Amplexus occurs in all four species of horseshoe crab. Horseshoe crabs typically go ashore for amplexus in high tide, and end up on beaches where the eggs are more protected. The first pair of walking legs is used to tightly clasp the female in all species, and the second pair is also employed in all but Limulus polyphemus. A male horseshoe crab develops modified claspers during sexual maturity when the male moults; these modified claspers can then help during the process of amplexus. The male's pair of posterior claspers are known for having the ability to maintain long-term amplexus which have been found to always attach to the female's opisthosoma during amplexus. In contrast, the male's anterior claspers have been found to attach to the female's opisthosoma as well, but on the lateral edges of the opisthosoma and function to resist displacement from environmental factors. Unique among aquatic arthropods, amplexus is most likely to occur between horseshoe crabs when the female horseshoe crab has a hard shell.
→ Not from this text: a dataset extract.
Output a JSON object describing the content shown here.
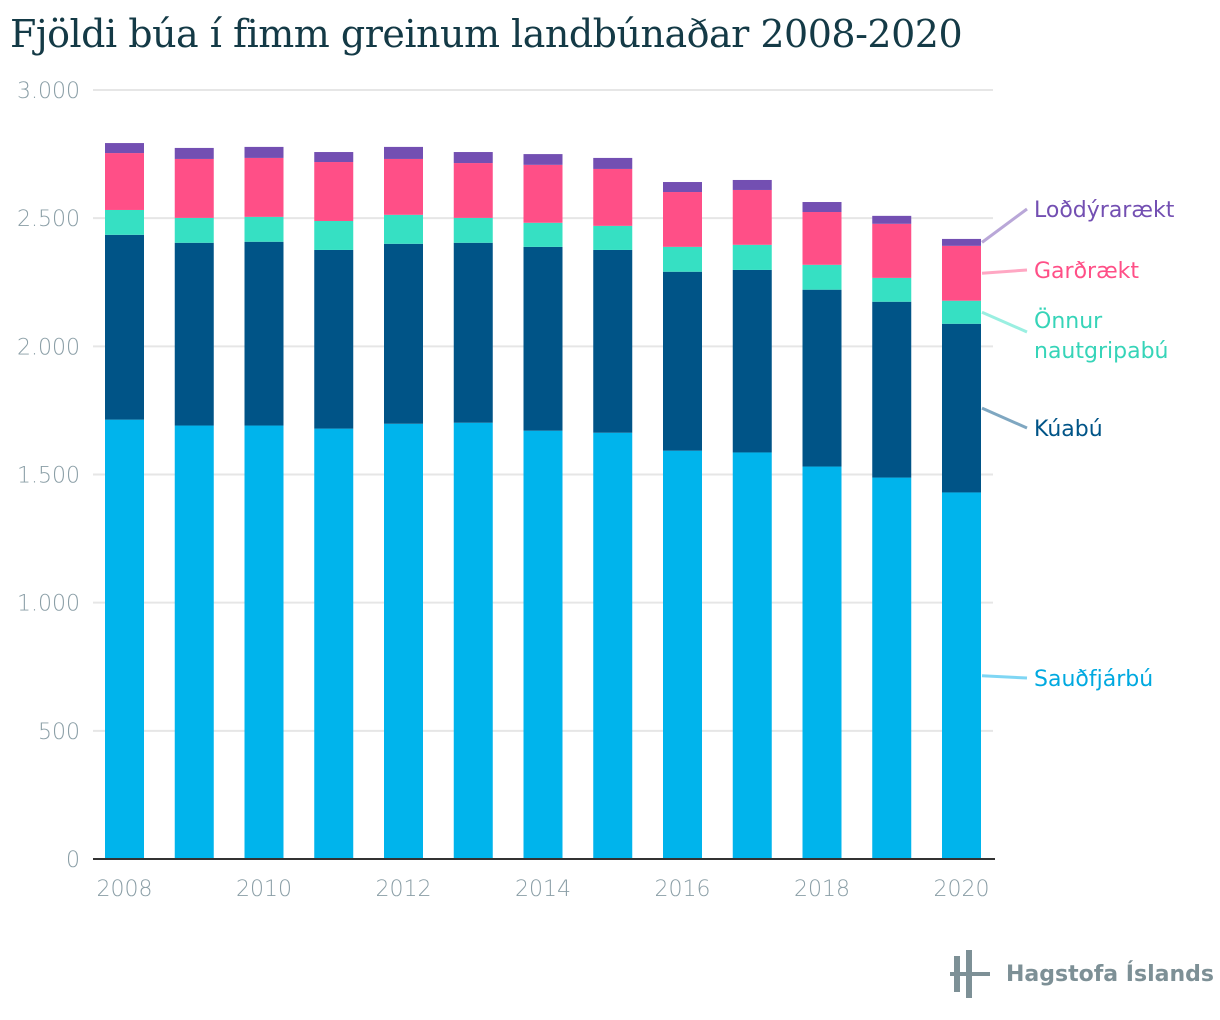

A male horseshoe crab's claspers may also be an important factor of consideration for the initiation of amplexus. Since claspers are used for the attachment to the female, claspers that are in good condition are more successful for the initiation of amplexus. If a male horseshoe crab has a damaged or missing clasper, then that puts the male at a disadvantage and increases the probability of being displaced by other competing male crabs.

== Other animals ==
Fossil evidence suggests that a certain euthycarcinoid (an extinct arthropod) from the Cambrian may also have mated by amplexus. Crustaceans of the order Amphipoda engage in amplexus.